Though Nonprofit Utopia didn’t get the grant, Leonard vowed that wouldn’t happen again and started her own R3 capacity building program.
State Senator Lakesia Collins funded Nonprofit Utopia’s R3 program. The $300,000 came from her office, as legislators are allocated discretionary funds to give to organizations in their districts.
“I noticed that there were not a lot of organizations within my district that had access to learning how to write grants or how to access the R3 funding,” Collins said. “I wanted to make sure that the people who have boots on the ground doing this work, that they have the funds to do it.”
“It allows people whose organizations could not normally afford something like this the opportunity to go really deep into capacity building, and it’s not costing them a dime,” Leonard said of Nonprofit Utopia’s R3 program. “The state is picking up the tab.”
After Nonprofit Utopia’s R3 capacity building program ended in June, about a year-and-a-half after it started, Leonard and Collins said they both saw local leaders’ successes that they wanted to continue.

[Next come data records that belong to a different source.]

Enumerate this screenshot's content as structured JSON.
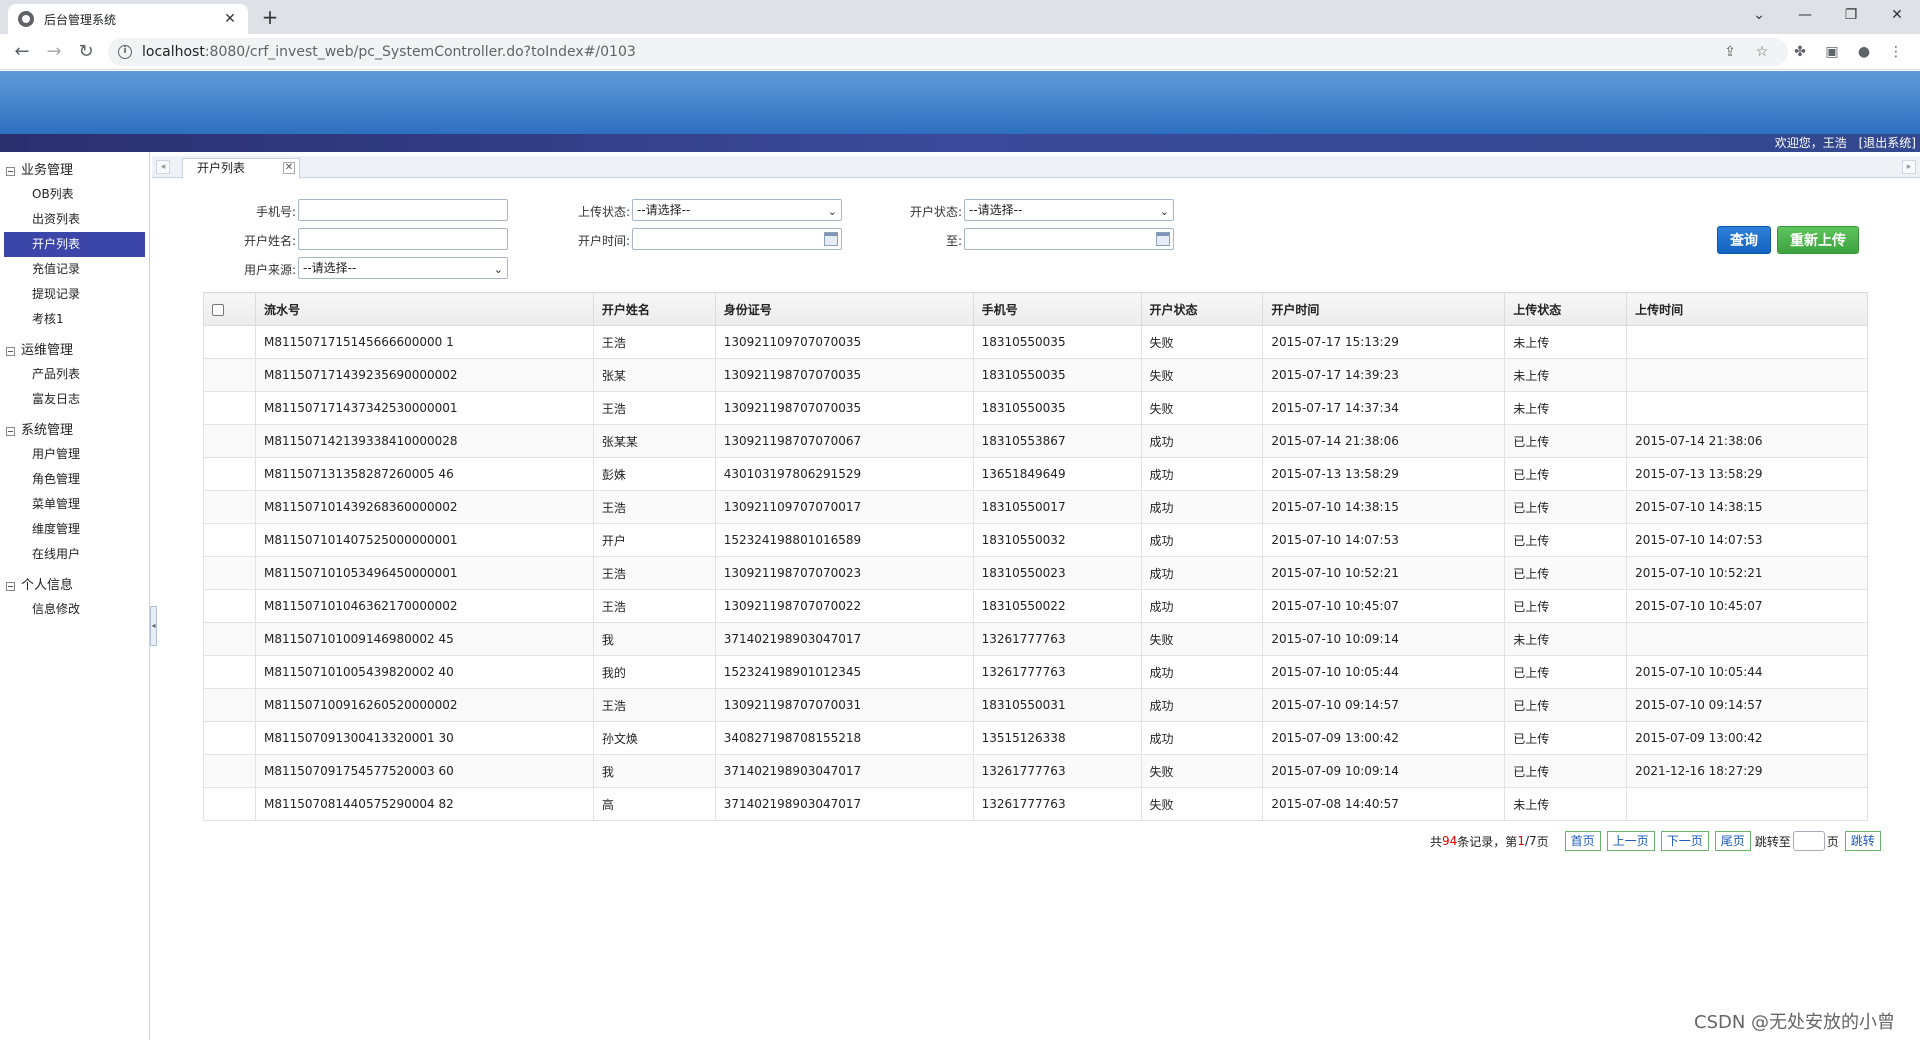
{
  "browser": {
    "tab_title": "后台管理系统",
    "tab_close": "✕",
    "new_tab": "+",
    "url_host": "localhost",
    "url_path": ":8080/crf_invest_web/pc_SystemController.do?toIndex#/0103",
    "window_controls": [
      "⌄",
      "—",
      "❐",
      "✕"
    ]
  },
  "header": {
    "welcome": "欢迎您，王浩",
    "logout": "[退出系统]"
  },
  "sidebar": {
    "groups": [
      {
        "title": "业务管理",
        "items": [
          "OB列表",
          "出资列表",
          "开户列表",
          "充值记录",
          "提现记录",
          "考核1"
        ]
      },
      {
        "title": "运维管理",
        "items": [
          "产品列表",
          "富友日志"
        ]
      },
      {
        "title": "系统管理",
        "items": [
          "用户管理",
          "角色管理",
          "菜单管理",
          "维度管理",
          "在线用户"
        ]
      },
      {
        "title": "个人信息",
        "items": [
          "信息修改"
        ]
      }
    ],
    "active_item": "开户列表"
  },
  "content_tab": {
    "label": "开户列表",
    "close": "✕"
  },
  "form": {
    "phone_label": "手机号:",
    "phone_value": "",
    "name_label": "开户姓名:",
    "name_value": "",
    "source_label": "用户来源:",
    "source_value": "--请选择--",
    "upload_status_label": "上传状态:",
    "upload_status_value": "--请选择--",
    "open_time_label": "开户时间:",
    "open_status_label": "开户状态:",
    "open_status_value": "--请选择--",
    "to_label": "至:",
    "query_button": "查询",
    "reupload_button": "重新上传"
  },
  "table": {
    "columns": [
      "流水号",
      "开户姓名",
      "身份证号",
      "手机号",
      "开户状态",
      "开户时间",
      "上传状态",
      "上传时间"
    ],
    "rows": [
      [
        "M8115071715145666600000 1",
        "王浩",
        "130921109707070035",
        "18310550035",
        "失败",
        "2015-07-17 15:13:29",
        "未上传",
        ""
      ],
      [
        "M811507171439235690000002",
        "张某",
        "130921198707070035",
        "18310550035",
        "失败",
        "2015-07-17 14:39:23",
        "未上传",
        ""
      ],
      [
        "M811507171437342530000001",
        "王浩",
        "130921198707070035",
        "18310550035",
        "失败",
        "2015-07-17 14:37:34",
        "未上传",
        ""
      ],
      [
        "M811507142139338410000028",
        "张某某",
        "130921198707070067",
        "18310553867",
        "成功",
        "2015-07-14 21:38:06",
        "已上传",
        "2015-07-14 21:38:06"
      ],
      [
        "M811507131358287260005 46",
        "彭姝",
        "430103197806291529",
        "13651849649",
        "成功",
        "2015-07-13 13:58:29",
        "已上传",
        "2015-07-13 13:58:29"
      ],
      [
        "M811507101439268360000002",
        "王浩",
        "130921109707070017",
        "18310550017",
        "成功",
        "2015-07-10 14:38:15",
        "已上传",
        "2015-07-10 14:38:15"
      ],
      [
        "M811507101407525000000001",
        "开户",
        "152324198801016589",
        "18310550032",
        "成功",
        "2015-07-10 14:07:53",
        "已上传",
        "2015-07-10 14:07:53"
      ],
      [
        "M811507101053496450000001",
        "王浩",
        "130921198707070023",
        "18310550023",
        "成功",
        "2015-07-10 10:52:21",
        "已上传",
        "2015-07-10 10:52:21"
      ],
      [
        "M811507101046362170000002",
        "王浩",
        "130921198707070022",
        "18310550022",
        "成功",
        "2015-07-10 10:45:07",
        "已上传",
        "2015-07-10 10:45:07"
      ],
      [
        "M811507101009146980002 45",
        "我",
        "371402198903047017",
        "13261777763",
        "失败",
        "2015-07-10 10:09:14",
        "未上传",
        ""
      ],
      [
        "M811507101005439820002 40",
        "我的",
        "152324198901012345",
        "13261777763",
        "成功",
        "2015-07-10 10:05:44",
        "已上传",
        "2015-07-10 10:05:44"
      ],
      [
        "M811507100916260520000002",
        "王浩",
        "130921198707070031",
        "18310550031",
        "成功",
        "2015-07-10 09:14:57",
        "已上传",
        "2015-07-10 09:14:57"
      ],
      [
        "M811507091300413320001 30",
        "孙文焕",
        "340827198708155218",
        "13515126338",
        "成功",
        "2015-07-09 13:00:42",
        "已上传",
        "2015-07-09 13:00:42"
      ],
      [
        "M811507091754577520003 60",
        "我",
        "371402198903047017",
        "13261777763",
        "失败",
        "2015-07-09 10:09:14",
        "已上传",
        "2021-12-16 18:27:29"
      ],
      [
        "M811507081440575290004 82",
        "高",
        "371402198903047017",
        "13261777763",
        "失败",
        "2015-07-08 14:40:57",
        "未上传",
        ""
      ]
    ]
  },
  "pager": {
    "prefix": "共",
    "total": "94",
    "records_mid": "条记录，第",
    "current": "1",
    "slash": "/",
    "pages": "7",
    "page_suffix": "页",
    "first": "首页",
    "prev": "上一页",
    "next": "下一页",
    "last": "尾页",
    "jump_to": "跳转至",
    "page_unit": "页",
    "go": "跳转"
  },
  "watermark": "CSDN @无处安放的小曾"
}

“In many instances, they doubled their knowledge of the concepts as they relate to organizational development, as it relates to developing programs,” Leonard said of the R3 program’s attendees.
About 135 students signed up for the year-long R3 capacity building course, Leonard said, and about 27 attended enough of the workshops to graduate.
Because of that success, Leonard said Collins wanted to fund another capacity building course, and gave Nonprofit Utopia another $300,000.
“As time went on, I saw how beneficial it was. I heard a lot of good feedback, and so I decided to fund it again,” Collins said. “This has definitely went to a whole other level than what we originally thought.”
The newest version of the program isn’t just for R3 sectors.
“She wanted me to focus on capacity building, but more generally,” Leonard said of Collins.

For Nonprofit Utopia’s newest Capacity Building for Community Healers Program, a majority of the 62 people who have signed up work in youth development, community development, education, or violence prevention, according to Leonard.
Graduates of the new program will leave the five-month class with a proposal concept. Leonard also said she’s going to work to get graduates of the program in front of funders who can critique their proposal pitches.
The Capacity Building For Community Healers Program also includes a one-year membership to Nonprofit Utopia, including access to courses, office hours and access to purchase discounted software for grants and case management.
“This has really put people in a stronger position,” Leonard said of the program. “Whether or not they get any additional funding, they’ll still be better off.”
Leonard said she’ll start recruiting for the second iteration of the program in November, and start the program itself in February.
Collins said she wants those participating in the latest version of the program become more independent.
“I’m just hoping that they continue to build off of this,” Collins said of Nonprofit Utopia’s program, “but also other areas that organizations might struggle with and need some more training around or can get some more skills around it.”